I guess I differ with OSMF as I have not seen a viable share-alike
database license. I know many knowledgable people think ODbL is it. I am
inclined to agree with the Creative Commons comments on the situation:
share-alike is not appropriate for databases. Basically option (c) is
ruled out in my mind, as I agree with CC on this issue.
> I think
> they've done well and am grateful to them, and LWG in particular, for
> the thankless hours they have put in.
True, they do a job that would have made me go crazy. Thanks to all in
the LWG! But most mappers I talk to regarding ODbL only can say "I trust
OSMF is doing a good job, so I assume ODbL is OK". People would probably
go along with anything they propose. But we can't assume the resulting
license is suitable just because they tried their best. (And I believe
they are trying their best!)
> I suspect many people
> would support you; nonetheless, past mailing lists suggest that, if
> OSMF were to do so, it would almost certainly result in the implosion
> of the Foundation.
>
I don't see it as an either/or choice, OSMF can do both.
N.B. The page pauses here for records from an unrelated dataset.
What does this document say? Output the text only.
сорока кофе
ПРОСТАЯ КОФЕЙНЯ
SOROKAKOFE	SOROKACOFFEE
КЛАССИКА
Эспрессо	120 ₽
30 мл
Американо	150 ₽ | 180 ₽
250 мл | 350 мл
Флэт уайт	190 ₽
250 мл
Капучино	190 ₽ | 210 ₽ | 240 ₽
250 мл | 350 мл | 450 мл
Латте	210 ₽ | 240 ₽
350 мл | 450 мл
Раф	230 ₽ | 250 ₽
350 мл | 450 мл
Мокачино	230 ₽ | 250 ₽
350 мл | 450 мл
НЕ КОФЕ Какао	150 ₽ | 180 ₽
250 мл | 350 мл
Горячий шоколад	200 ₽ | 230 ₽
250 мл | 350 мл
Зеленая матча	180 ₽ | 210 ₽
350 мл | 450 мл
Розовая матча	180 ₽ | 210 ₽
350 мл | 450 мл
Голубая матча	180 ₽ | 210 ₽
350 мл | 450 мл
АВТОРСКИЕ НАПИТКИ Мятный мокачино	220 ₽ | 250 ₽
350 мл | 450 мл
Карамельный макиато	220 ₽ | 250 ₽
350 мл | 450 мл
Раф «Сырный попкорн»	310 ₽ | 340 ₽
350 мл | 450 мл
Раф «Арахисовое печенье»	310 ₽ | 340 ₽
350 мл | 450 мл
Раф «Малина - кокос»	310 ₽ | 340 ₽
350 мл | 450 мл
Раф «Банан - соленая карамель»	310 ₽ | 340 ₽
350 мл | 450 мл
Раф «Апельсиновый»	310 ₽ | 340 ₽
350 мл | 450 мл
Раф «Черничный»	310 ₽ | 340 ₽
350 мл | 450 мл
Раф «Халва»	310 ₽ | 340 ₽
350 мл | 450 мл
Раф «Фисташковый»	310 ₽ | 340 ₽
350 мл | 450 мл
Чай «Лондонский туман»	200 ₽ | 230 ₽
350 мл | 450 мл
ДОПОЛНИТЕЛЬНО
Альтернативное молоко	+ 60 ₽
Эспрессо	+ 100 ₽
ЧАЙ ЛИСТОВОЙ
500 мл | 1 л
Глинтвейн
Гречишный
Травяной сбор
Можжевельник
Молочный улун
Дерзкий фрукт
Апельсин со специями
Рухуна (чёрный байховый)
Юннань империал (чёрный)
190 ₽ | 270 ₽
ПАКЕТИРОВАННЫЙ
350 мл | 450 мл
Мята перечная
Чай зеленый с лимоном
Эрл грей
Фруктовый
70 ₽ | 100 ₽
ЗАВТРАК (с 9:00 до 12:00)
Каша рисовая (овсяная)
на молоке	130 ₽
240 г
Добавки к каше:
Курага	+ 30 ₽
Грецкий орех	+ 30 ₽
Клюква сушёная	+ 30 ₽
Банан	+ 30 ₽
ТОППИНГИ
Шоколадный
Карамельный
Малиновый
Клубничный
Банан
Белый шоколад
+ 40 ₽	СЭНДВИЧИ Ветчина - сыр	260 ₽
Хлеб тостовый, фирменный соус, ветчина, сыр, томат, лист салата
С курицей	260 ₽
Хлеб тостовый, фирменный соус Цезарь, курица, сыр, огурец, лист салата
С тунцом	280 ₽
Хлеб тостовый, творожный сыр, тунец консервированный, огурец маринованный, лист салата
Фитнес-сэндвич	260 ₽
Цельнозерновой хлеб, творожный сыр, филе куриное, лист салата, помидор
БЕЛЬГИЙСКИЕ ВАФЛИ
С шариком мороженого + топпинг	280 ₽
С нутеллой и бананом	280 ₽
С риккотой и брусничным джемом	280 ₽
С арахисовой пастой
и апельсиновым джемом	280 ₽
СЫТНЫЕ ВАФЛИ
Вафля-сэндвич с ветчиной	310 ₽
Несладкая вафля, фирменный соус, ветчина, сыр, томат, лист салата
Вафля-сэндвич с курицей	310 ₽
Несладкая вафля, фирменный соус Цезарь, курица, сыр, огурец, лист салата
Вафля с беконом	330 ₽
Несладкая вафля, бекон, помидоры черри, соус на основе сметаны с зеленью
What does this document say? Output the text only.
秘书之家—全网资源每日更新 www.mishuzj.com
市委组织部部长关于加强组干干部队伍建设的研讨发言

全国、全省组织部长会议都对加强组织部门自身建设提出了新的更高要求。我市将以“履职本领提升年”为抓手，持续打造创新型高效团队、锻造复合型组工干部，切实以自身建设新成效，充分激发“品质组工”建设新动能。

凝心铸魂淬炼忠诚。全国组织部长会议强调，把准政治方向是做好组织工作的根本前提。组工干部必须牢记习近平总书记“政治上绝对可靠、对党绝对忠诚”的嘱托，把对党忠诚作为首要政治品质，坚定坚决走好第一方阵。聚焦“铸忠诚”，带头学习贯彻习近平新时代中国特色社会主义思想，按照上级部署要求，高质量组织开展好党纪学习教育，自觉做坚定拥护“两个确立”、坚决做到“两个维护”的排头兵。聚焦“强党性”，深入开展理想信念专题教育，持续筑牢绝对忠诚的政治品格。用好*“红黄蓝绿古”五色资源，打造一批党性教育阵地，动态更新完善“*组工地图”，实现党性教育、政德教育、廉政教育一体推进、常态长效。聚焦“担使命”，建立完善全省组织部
I think SteveC
mentioned that might be a possibility of hosting both in parallel (or
did I imagine that)? Did that thought go anywhere? The bin I suspect...
oh well.
Another possibility is to have a list of approved licenses that more or
less interoperate (mainly BY type licenses) and put attribution in the
metadata. Any rendering of the map would then be responsible of display
of attribution based on the metadata tags. This idea probably won't work
for SA licenses as they tend not to interoperate. That would be my
preferred option. Or hosting that with a parallel ODbL database might work.
Thing is it is hard to get a PD organisation independent of OSMF because
OSMF is meant to reflect the interests of the mappers. If a good chunk
of mappers want PD, OSMF should respect that. (Admittedly we don't know
how many mappers want PD, since OSMF didn't ask us.)
> I think your characterisation of ODbL as "bloated" and "confusing" is
> grossly unfair.
I was trying to support my point about ODbL being bloated based on this
thread discussion so far. I would be interested in your (Richard's) and
Grant's opinion (and anyone else's opinion) on my question regarding
attribution and can it be stripped off a public domain produced work? My
interpretation is attribution is not necessarily preserved in PD works,
therefore that paragraph is bloat (and I would welcome any comments on
that view).
The accusation of it being confusing is mainly a subjective view from my
layman reading of the ODbL. I don't really understand contract law, so I
am not particularly surprised. I am relatively comfortable reading the
CC licenses (which are of course not appropriate to databases). But the
difficulty of the full ODbL text being understood is an obstacle.
Creative Commons also has this view of ODbL. This is only partly
mitigated by the human readable summary.
Grant Slater wrote:
> Nice simple ODbL summary:
> http://www.opendatacommons.org/licenses/odbl/summary/
> (Created by Matt)
>
> / Grant
>
Did you notice my point that the human readable summary seems to be at
variance with my interpretation of paragraph 4.3? If the human readable
summary differs from the legal meaning of the full license, that would
be a problem. (See the second last paragraph of
http://lists.openstreetmap.org/pipermail/legal-talk/2010-April/003294.html
) Does anyone in the LWG have a view on that issue?